A new study of gambling rates among Minnesota youth reflects a continued, gradual decrease in the overall rate of gambling among students in 9th and 12th grades. However, the rate of frequent gamblers, defined as those who gamble daily or weekly, has remained substantially unchanged. The analysis of gambling behavior from Minnesota public school students spans the period from 1992 to 2010, and is one of few such gambling trend analysis studies of its kind.
“The data suggests that youth gambling is not an epidemic as some have feared,” says the University of Minnesota’s Randy Stinchfield, Ph.D., a clinical psychologist and the study’s lead researcher. “Gambling for most youth is an infrequent and inconsequential past time.”
Rates of gambling frequency from 2010 data indicate that the majority of boys (51% of 9th graders and 69% of 12th graders) reported gambling in the past year, whereas a smaller percentage of girls (23% of 9th graders and 42% of 12th graders) reported gambling in the past year. In terms of frequent gambling, a small but significant number of boys (12% of 9th graders and 18% of 12th graders) reported gambling weekly or daily while a smaller number of girls (3% of 9th graders and 4% of 12th graders) reported gambling weekly or daily.
The results beg the question as to why youth gambling has decreased over the years. “While our data doesn’t provide the answer as to why gambling has declined, we can speculate as to the reasons,” says Dr. Stinchfield. One idea is that the novelty of gambling, introduced in Minnesota in 1990, has simply worn off. Another possible explanation is that youth today have so many things competing for their time, including smart phones, texting and various online activities. “It may be that the immediacy of doing something on the phone or internet is better than waiting for a poker game to get started,” hypothesizes Dr. Stinchfield. Future studies may include questions about other activities enjoyed by Minnesota youth to determine the relative role of gambling among other recreational choices.
A second analysis of the student data focused on the rates of gambling among American Indian public school students. This was undertaken because American Indians may be more at risk for problem gambling given that American Indians tend to exhibit higher rates of other addictions than the general population. Furthermore, casinos are located on American Indian reservations, increasing accessibility to gambling.
The study found that compared to their non-American Indian public school counterparts, American Indian students gamble more in general, gamble more frequently, and gamble in casinos more often. While the study did not measure problem gambling specifically, the findings suggest that more American Indian youth are at risk for becoming problem gamblers. Overall gambling participation rates declined in the American Indian youth population from 1992 to 2010 just as they did with the larger population.

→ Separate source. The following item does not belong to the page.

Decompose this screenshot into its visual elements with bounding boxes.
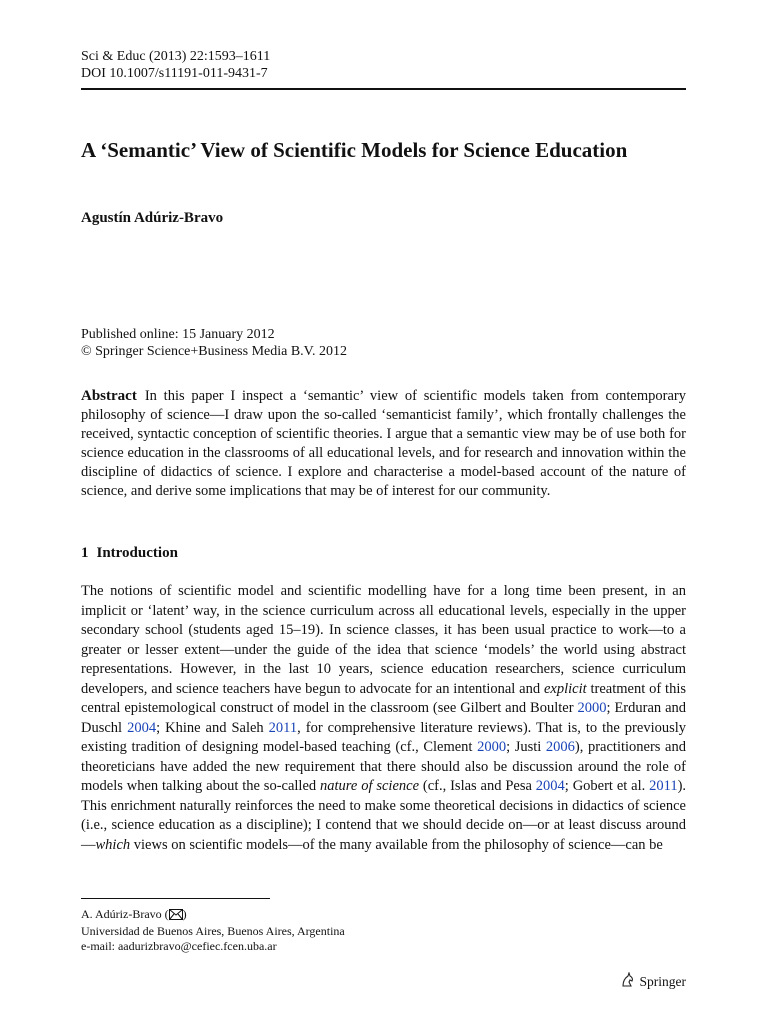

In the coming months, Dr. Stinchfield will study the gambling behavior of “out-of-mainstream” youth, such as students attending alternative learning centers and those living in juvenile correction facilities. “The anticipation is that these kids are at risk or involved in risky behaviors, and thus are going to have higher rates of gambling participation,” says Dr. Stinchfield.
Future research may examine the risk and protective factors for youth. “We do prevention programs before we necessarily know the protective factors,” says Dr. Stinchfield. “One way to identify those at risk is to look for other behaviors – such as alcohol and drug use, number of sex partners, bully behavior, etc. – that may correlate with frequent gambling.” Such a finding might suggest that gambling prevention programs be part of a more generic high-risk behavior program.
The data for the study was obtained from a student survey administered by the Minnesota Departments of Education, Health, Public Safety and Human Services. The Northstar Alliance for Problem Gambling provides financial support for the study.